There have been two dominant interpretations of Carnap’s 1928 project, Der Logische Aufbau der Welt (The logical structure of the World; aka the Aufbau). The one, following Quine, interprets it as an empiricist epistemology, along the lines suggested by Russell’s Our Knowledge of the External World. The other, following Alan Richardson, Michael Friedman, and others, emphasizes certain neo-Kantian aspects of the Aufbau and, in particular, focuses on the question of what makes objective knowledge possible. In this talk, I sketch an alternative interpretation of the Aufbau, one which gives more weight to Carnap’s opposition to metaphysics. I then explore how we should think about the contrast between Quine’s naturalized epistemology and the epistemology of the Aufbau, in light of this interpretation. I argue that the two projects share some striking similarities, but differ in their responses to traditional metaphysics; and that there is something general to be learned about the relation between Carnap and Quine from these differences.

 

Kathleen Akins, Simon Fraser University. "Black and White and Colour"
Friday, January 7, 2011 at 3:30. Location: WMX 2522

Abstract:

Historically, the topic of colour perception has been bedeviled by numerous metaphysical and epistemic problems. Are there objective colour properties in the world? Are there colour qualia? Does seeing the world in colour require colour sensations qua (causal and or epistemic) stepping stones between "mere colour appearance" and veridical colour judgements? Interestingly, these sorts of questions are rarely raised about luminance vision. For the most part we don't ask whether objects are genuinely light or dark, whether lights are REALLY bright or dim, or whether luminance vision requires the set of phenomenal "greys" on which to base our visual judgements. No physiologist searches for the proverbial "grey area" of the brain. Where luminance vision is concerned, we are metaphysically and epistemically "forgiving" (except when we talk about black and white as the colours of object surfaces).

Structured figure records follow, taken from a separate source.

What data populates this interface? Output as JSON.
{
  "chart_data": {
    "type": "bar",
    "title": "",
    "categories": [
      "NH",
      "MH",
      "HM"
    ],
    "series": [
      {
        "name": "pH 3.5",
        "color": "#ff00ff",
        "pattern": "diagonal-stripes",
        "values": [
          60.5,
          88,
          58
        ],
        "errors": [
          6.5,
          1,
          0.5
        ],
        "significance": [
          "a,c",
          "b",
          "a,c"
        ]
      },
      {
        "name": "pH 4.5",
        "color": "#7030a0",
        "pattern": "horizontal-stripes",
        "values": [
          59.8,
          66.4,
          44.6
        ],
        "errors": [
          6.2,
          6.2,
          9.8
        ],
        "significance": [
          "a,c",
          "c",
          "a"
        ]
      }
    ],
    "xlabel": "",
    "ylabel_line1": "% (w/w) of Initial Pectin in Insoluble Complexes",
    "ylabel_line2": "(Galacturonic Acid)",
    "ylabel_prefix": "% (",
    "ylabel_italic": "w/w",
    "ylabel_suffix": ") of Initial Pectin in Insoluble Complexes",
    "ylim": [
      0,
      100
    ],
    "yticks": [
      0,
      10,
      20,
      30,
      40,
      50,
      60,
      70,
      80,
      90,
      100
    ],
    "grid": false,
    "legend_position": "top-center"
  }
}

In this paper I start with a look at luminance vision, what it is and how it works according to our best scientific theories. My goal in talking about luminance processing is to be as uncontroversial as possible—to present the shared assumptions made by the visual neurosciences about both luminance processing and luminance phenomenology. Where things get interesting is if we were to take these same assumptions about luminance vision and apply them to chromatic processing. The results would be highly contentious—indeed, some philosophers would say that these assumptions are a priori false, when applied to colour. This is interesting because there is now a substantial body of literature which suggests that luminance vision and chromatic vision work along very similar lines, according to common principles. I take it that, whether right or wrong, such a bland empirical theory ought not to give rise to a priori falsehoods. But in any event, looking a luminance processing more closely forces us to reassess our firm convictions about colour vision, about what could or could not possibly be the case.

This talk is part of the third annual Online Consciousness Conference.